Musically, Will Crutchfield, who also plays the fortepiano for the recitatives, and the Orchestra and Chorus of the Teatro Communale di Bologna, have a feel for Rossini’s creation. In this the three principals match them. Michael Spires as Baldassare is a fairly new voice for me although I saw good write-ups when he stepped into the Royal Opera’s La Donna del Lago earlier in 2013 when Colin Lee was indisposed. His tone is appealing and wide in range. Add vocal expressiveness and excellent secure coloratura and he is a welcome addition to the genre of bel canto tenors. Jessica Pratt, Anglo-Australian, not American as the box would have us to believe, sings Amira, Ciro’s imprisoned wife. She is increasingly impressive in Rossini, and other bel canto roles such as Amina in Bellini’s La Sonnambula from Zurich’s 2012 production (review). I first heard her in the title role of Armida in 2010, the last year Garsington Opera appeared at the eponymous Manor (review). She has the vocal range and purity that is demanded, together with an impressive stage presence in a role that has few histrionic opportunities. The opportunities for such display, allied to vocal tours de forces, come the way of the eponymous Ciro. There are few better exponents of this genre of Rossini trouser roles, and this one in particular, than Ewa Podles. Formidable in her vocal range, she makes more than a cardboard character out of the part with outstanding acting and singing of the role’s solos as well as in the duets and the final scene. Yes, there are occasional lapses of legato, but I struggle to think of anyone else, except perhaps the younger Danielle Barcelona, who could match her.

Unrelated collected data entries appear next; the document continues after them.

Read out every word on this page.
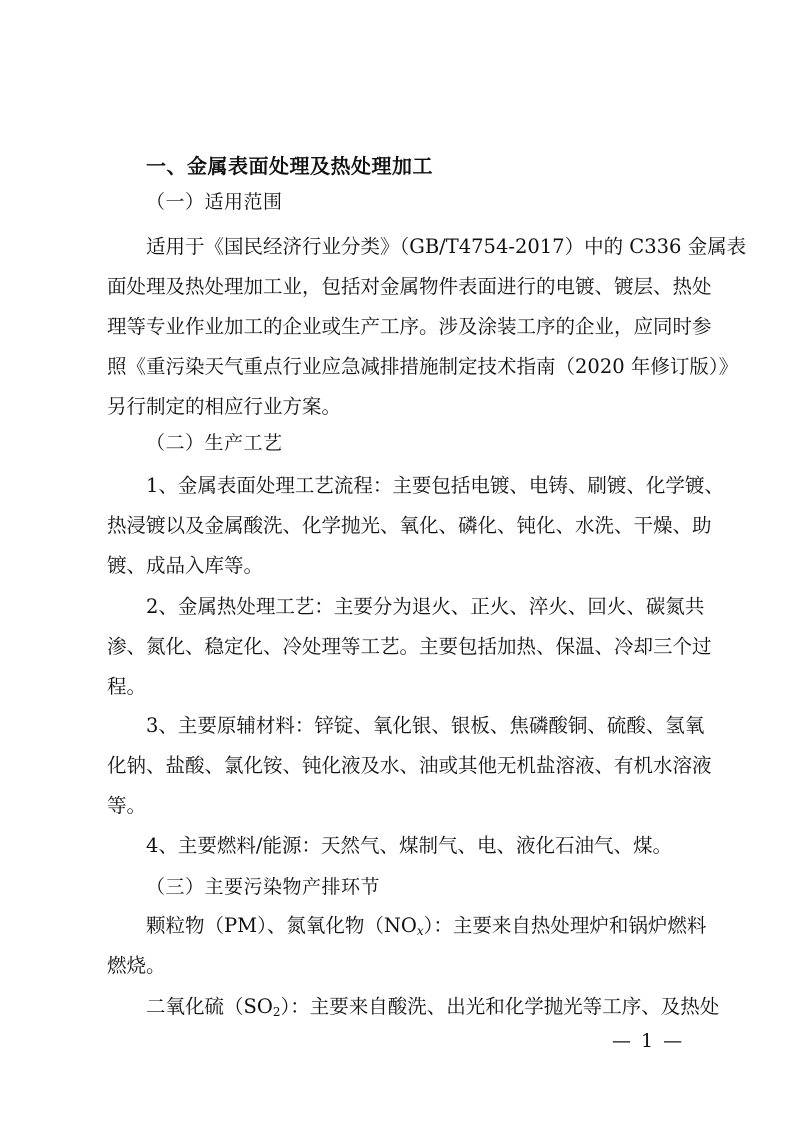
一、金属表面处理及热处理加工
（一）适用范围
适用于《国民经济行业分类》（GB/T4754-2017）中的 C336 金属表
面处理及热处理加工业，包括对金属物件表面进行的电镀、镀层、热处
理等专业作业加工的企业或生产工序。涉及涂装工序的企业，应同时参
照《重污染天气重点行业应急减排措施制定技术指南（2020 年修订版）》
另行制定的相应行业方案。
（二）生产工艺
1、金属表面处理工艺流程：主要包括电镀、电铸、刷镀、化学镀、
热浸镀以及金属酸洗、化学抛光、氧化、磷化、钝化、水洗、干燥、助
镀、成品入库等。
2、金属热处理工艺：主要分为退火、正火、淬火、回火、碳氮共
渗、氮化、稳定化、冷处理等工艺。主要包括加热、保温、冷却三个过
程。
3、主要原辅材料：锌锭、氧化银、银板、焦磷酸铜、硫酸、氢氧
化钠、盐酸、氯化铵、钝化液及水、油或其他无机盐溶液、有机水溶液
等。
4、主要燃料/能源：天然气、煤制气、电、液化石油气、煤。
（三）主要污染物产排环节
颗粒物（PM）、氮氧化物$(NO_x)$：主要来自热处理炉和锅炉燃料
燃烧。
二氧化硫$(SO_2)$：主要来自酸洗、出光和化学抛光等工序、及热处
— 1 —
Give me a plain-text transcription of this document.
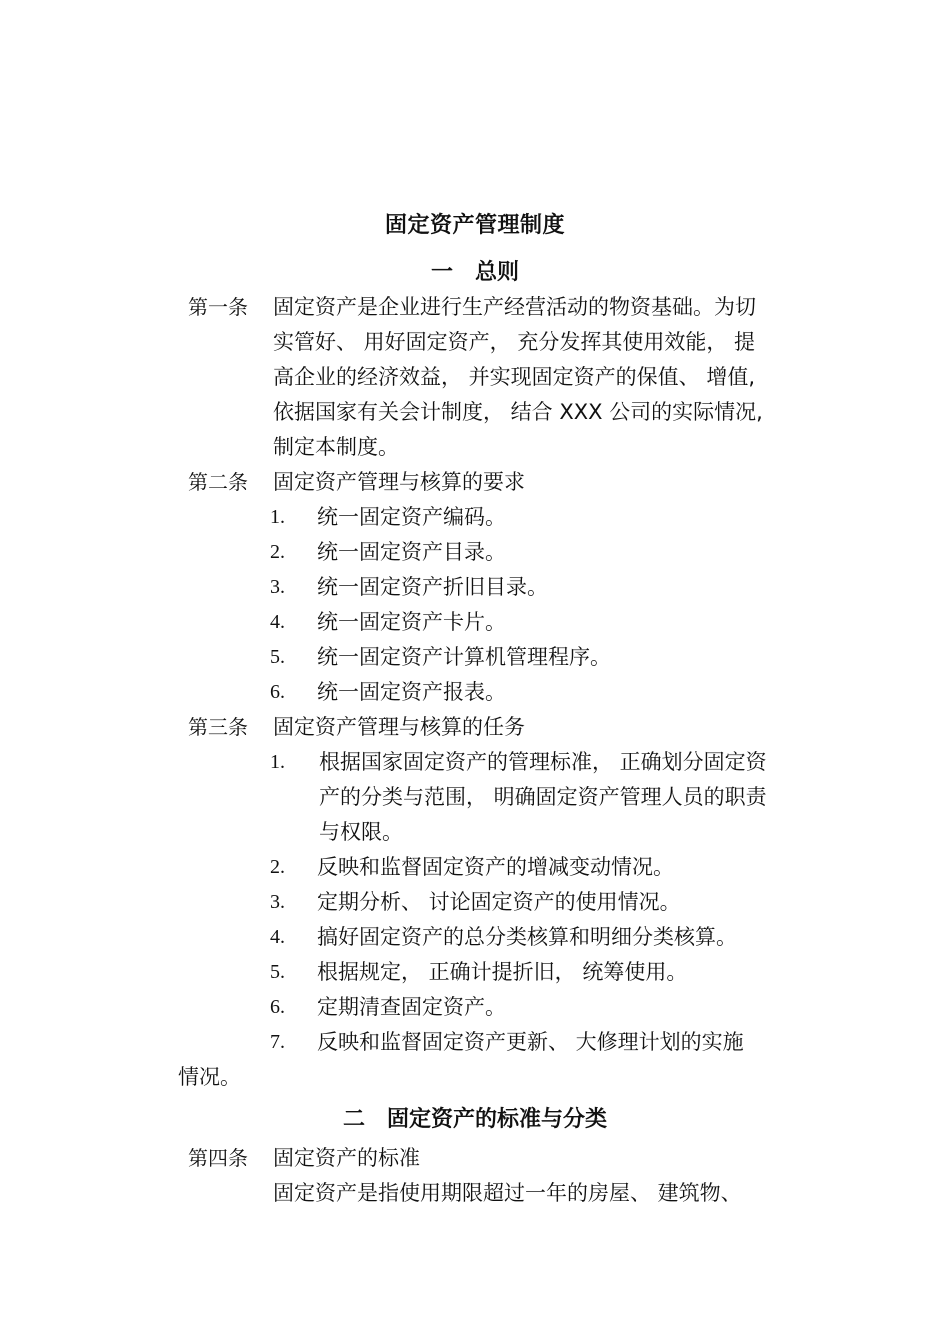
固定资产管理制度
一 总则
第一条 固定资产是企业进行生产经营活动的物资基础。为切
实管好、 用好固定资产， 充分发挥其使用效能， 提
高企业的经济效益， 并实现固定资产的保值、 增值,
依据国家有关会计制度， 结合 XXX 公司的实际情况,
制定本制度。
第二条 固定资产管理与核算的要求
1. 统一固定资产编码。
2. 统一固定资产目录。
3. 统一固定资产折旧目录。
4. 统一固定资产卡片。
5. 统一固定资产计算机管理程序。
6. 统一固定资产报表。
第三条 固定资产管理与核算的任务
1. 根据国家固定资产的管理标准， 正确划分固定资
产的分类与范围， 明确固定资产管理人员的职责
与权限。
2. 反映和监督固定资产的增减变动情况。
3. 定期分析、 讨论固定资产的使用情况。
4. 搞好固定资产的总分类核算和明细分类核算。
5. 根据规定， 正确计提折旧， 统筹使用。
6. 定期清查固定资产。
7. 反映和监督固定资产更新、 大修理计划的实施
情况。
二 固定资产的标准与分类
第四条 固定资产的标准
固定资产是指使用期限超过一年的房屋、 建筑物、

I was disappointed by Mirco Palazzi as Zambri, but very impressed by Robert McPherson as Arbace in particular and Carmen Romeu in the smaller role of Argene who gets the dubious honour of the “aria of one note”.
The sound is excellent whilst the video director favours too many close-ups that in the stage-tinted lighting makes skin tone and detail on faces too prominent. The Opus Arte booklet has an informative introductory essay by Richard Osborne and a synopsis. It also has the usual failings from that company of no chapter listing. The chapter numbers are particularly mean totalling only twenty-seven for the near three hour opera and including the opening and curtain calls. This paucity means that scenes are frequently spread over one Chapter division, even with a descending curtain included.
The opera is performed in the Critical Edition by Daniel Carnini and Ilaria Narici for the Fondazione Rossini.
With excellent singing and fewer than usual of the Pesaro production idiocies to mar enjoyment, this is a welcome addition to the Rossini visual discography.